Spicy Pumpkin Pie Recipe An Easy Holiday Favorite
Pies & Tarts, Holiday Favorites
This pumpkin pie is quick and easy. The best part is the pie crust, which has a crisp flaky texture. Look for more Pie and Tart Recipes from Clabber Girl.
Clabber Girl Pie Crust
- 1-1/2 c. all-purpose flour
- 1/4 tsp. Clabber Girl Baking Powder
- 1/4 tsp. kosher salt
- 10 Tbsp. butter cold and cut into chunks
- 3-4 Tbsp. ice water as needed
Mix the flour, salt and baking powder in a large bowl. Add the butter. Using a pastry blender or your fingers, cut the butter into the flour until the mixture resembles coarse bread crumbs with some pea-size pieces of butter. Gradually stir in enough of the water for the dough to clump together. Gather up the dough and form into a disc, wrap in plastic wrap, and refrigerate until chilled but not hard, 1 to 2 hours.
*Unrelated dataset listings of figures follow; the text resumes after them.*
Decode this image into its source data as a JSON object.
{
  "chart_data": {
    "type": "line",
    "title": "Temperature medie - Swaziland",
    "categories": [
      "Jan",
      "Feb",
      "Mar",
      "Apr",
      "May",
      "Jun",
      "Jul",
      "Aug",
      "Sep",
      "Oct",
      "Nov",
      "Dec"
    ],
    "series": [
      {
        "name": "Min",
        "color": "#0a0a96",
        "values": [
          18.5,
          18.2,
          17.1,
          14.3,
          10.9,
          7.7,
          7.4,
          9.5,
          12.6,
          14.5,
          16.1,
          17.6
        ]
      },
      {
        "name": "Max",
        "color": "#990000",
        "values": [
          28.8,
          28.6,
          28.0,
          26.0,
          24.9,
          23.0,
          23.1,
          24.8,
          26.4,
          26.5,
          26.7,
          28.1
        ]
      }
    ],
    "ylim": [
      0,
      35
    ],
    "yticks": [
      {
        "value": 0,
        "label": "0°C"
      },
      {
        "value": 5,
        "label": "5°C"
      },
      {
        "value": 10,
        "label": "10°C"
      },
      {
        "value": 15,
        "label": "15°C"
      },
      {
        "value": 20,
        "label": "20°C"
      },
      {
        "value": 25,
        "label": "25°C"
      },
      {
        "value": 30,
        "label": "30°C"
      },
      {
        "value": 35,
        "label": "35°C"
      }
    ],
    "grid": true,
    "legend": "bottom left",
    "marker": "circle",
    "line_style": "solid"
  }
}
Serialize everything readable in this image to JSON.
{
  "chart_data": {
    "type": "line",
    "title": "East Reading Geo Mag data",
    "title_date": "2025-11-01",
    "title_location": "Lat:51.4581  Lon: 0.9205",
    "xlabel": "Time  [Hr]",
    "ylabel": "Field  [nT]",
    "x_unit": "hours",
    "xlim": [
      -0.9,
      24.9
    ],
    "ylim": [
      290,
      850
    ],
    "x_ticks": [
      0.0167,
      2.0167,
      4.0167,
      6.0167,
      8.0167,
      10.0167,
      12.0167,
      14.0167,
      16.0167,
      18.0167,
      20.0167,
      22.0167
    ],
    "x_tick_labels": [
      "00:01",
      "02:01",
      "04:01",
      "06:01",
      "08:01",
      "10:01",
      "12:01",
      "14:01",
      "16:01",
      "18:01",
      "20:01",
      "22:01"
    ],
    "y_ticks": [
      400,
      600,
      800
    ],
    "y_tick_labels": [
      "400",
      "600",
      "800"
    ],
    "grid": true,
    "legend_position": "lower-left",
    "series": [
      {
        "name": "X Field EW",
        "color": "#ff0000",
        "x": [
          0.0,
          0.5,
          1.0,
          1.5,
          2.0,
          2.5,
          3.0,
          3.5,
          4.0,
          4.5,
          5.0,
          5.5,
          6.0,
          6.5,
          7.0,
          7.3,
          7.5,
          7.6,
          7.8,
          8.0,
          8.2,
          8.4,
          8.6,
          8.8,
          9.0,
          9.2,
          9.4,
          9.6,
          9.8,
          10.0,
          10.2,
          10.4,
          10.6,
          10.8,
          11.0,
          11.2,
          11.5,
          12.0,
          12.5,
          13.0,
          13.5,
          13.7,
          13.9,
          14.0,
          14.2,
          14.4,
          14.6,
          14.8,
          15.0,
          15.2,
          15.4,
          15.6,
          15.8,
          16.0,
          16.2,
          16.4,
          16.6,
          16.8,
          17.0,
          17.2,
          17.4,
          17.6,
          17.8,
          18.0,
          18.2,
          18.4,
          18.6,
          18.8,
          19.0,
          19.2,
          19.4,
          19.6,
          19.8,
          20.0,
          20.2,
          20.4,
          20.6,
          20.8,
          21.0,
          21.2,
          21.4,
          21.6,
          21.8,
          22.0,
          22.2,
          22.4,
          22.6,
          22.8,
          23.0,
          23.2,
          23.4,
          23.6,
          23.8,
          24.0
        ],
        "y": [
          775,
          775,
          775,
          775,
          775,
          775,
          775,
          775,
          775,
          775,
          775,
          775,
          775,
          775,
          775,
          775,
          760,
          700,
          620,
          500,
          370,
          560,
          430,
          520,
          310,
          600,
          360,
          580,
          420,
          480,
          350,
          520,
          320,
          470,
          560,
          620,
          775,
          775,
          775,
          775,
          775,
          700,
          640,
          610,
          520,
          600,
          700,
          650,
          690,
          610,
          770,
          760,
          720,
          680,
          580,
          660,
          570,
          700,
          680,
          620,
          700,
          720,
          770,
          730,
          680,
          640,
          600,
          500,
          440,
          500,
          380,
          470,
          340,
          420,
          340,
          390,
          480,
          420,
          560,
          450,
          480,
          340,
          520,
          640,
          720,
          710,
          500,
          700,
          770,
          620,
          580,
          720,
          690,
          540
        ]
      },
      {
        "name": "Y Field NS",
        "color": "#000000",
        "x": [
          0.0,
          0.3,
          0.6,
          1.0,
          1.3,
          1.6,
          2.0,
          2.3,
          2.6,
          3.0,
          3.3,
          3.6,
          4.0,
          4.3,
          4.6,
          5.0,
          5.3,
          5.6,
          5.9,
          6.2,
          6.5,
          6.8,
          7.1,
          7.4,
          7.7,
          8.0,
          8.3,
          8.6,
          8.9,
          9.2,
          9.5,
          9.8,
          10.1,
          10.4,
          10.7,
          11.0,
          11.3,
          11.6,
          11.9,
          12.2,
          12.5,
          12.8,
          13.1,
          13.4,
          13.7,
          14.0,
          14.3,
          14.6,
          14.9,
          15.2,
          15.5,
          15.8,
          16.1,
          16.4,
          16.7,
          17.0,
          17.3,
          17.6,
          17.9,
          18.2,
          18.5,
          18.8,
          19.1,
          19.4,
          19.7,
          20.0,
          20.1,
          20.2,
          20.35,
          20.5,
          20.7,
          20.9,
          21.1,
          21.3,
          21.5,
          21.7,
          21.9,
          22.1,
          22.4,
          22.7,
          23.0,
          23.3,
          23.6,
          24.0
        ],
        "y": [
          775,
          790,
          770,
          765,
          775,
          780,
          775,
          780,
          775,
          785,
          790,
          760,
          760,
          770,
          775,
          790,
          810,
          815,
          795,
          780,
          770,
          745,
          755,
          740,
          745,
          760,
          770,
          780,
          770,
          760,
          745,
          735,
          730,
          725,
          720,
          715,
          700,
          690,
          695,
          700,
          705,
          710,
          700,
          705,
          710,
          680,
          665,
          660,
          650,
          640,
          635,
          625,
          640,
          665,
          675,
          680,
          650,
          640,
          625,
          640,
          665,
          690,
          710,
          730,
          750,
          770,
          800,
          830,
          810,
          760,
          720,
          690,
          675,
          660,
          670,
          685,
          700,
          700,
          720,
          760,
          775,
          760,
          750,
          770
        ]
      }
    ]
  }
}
On a lightly floured work surface, roll out the dough into a 1/8-inch-thick round. Transfer to a 10-inch pie dish, trimming the dough to a 1/2-inch overhang around the edges of the dish. Tuck the overhang under the dough on the rim and flute the edges. Prick holes in the bottom with a fork. You can make the crust in advance and store in the freezer for up to 3 days. No need to thaw the crust before baking.
Thoroughly combine pumpkin, sugar, salt and spices. Blend in eggs and evaporated milk. Pour mixture into unbaked 9-inch pie shell.
Bake at 400 degrees F. for 50 minutes, or until a knife inserted in center comes out clean. Makes one 9-inch pie. Let cool completely and top with whipped topping.